Due cordate che al momento del crollo si trovavano più in basso rispetto alla frana hanno spiegato ai soccorritori di non aver visto altri alpinisti dietro di loro. Versione che è stata confermata dagli scalatori che erano a monte del punto del crollo, a Capanna Carrel (3.830). Domani è attesa un'ordinanza di chiusura temporanea della via normale per consentire di valutare ai geologi le condizioni della montagna. Dal 20 luglio scorso le guide alpine hanno sospeso le salite lungo l'itinerario proprio per il rischio di crolli legato alla siccità ma alcuni alpinisti tentano comunque la scalata alla 'Gran Becca'.

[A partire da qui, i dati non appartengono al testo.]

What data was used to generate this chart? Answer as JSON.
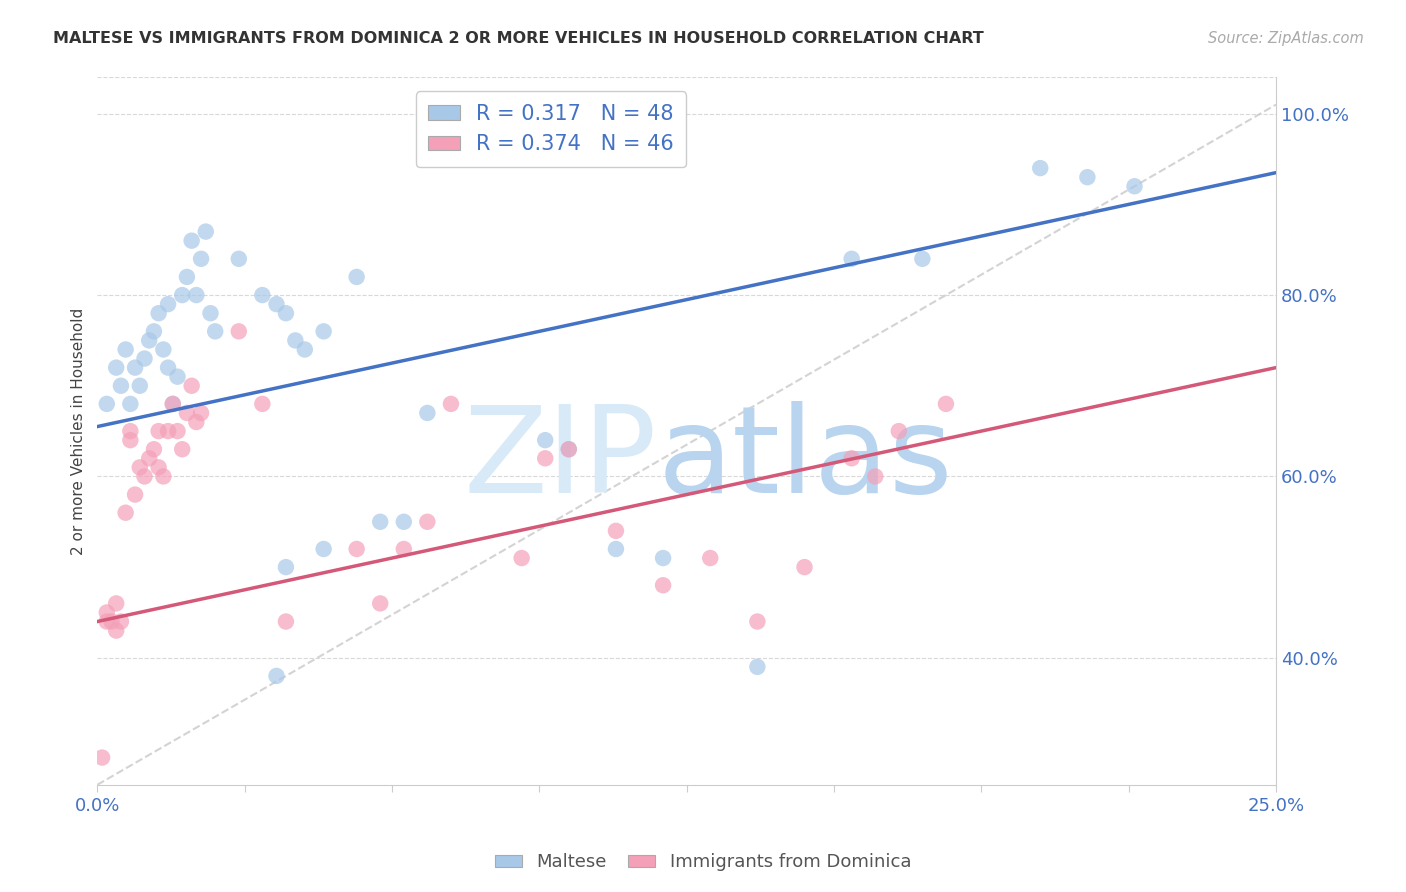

Il sindaco valuta una stretta

"Sicuramente ci sarà un qualcosa, stiamo definendo come". Così il sindaco di Valtournenche, Jean Antoine Maquignaz, contattato dall'ANSA, commenta l'ipotesi di adottare misure a seguito della frana caduta nel pomeriggio dalla zona della Testa del Leone (3.715 metri), sul versante italiano del Cervino, attraversando anche la via normale. Dal 20 luglio le guide alpine non accompagnano più i loro clienti proprio per il rischio di crolli, ma diversi alpinisti continuano a percorrere la via. Nel 2015 il suo predecessore aveva chiuso con un'ordinanza la via italiana alla vetta per poco più di due settimane, tra la fine di luglio e Ferragosto, a seguito di alcune frane cadute a 3.000 metri di quota nella zona della Cheminèe.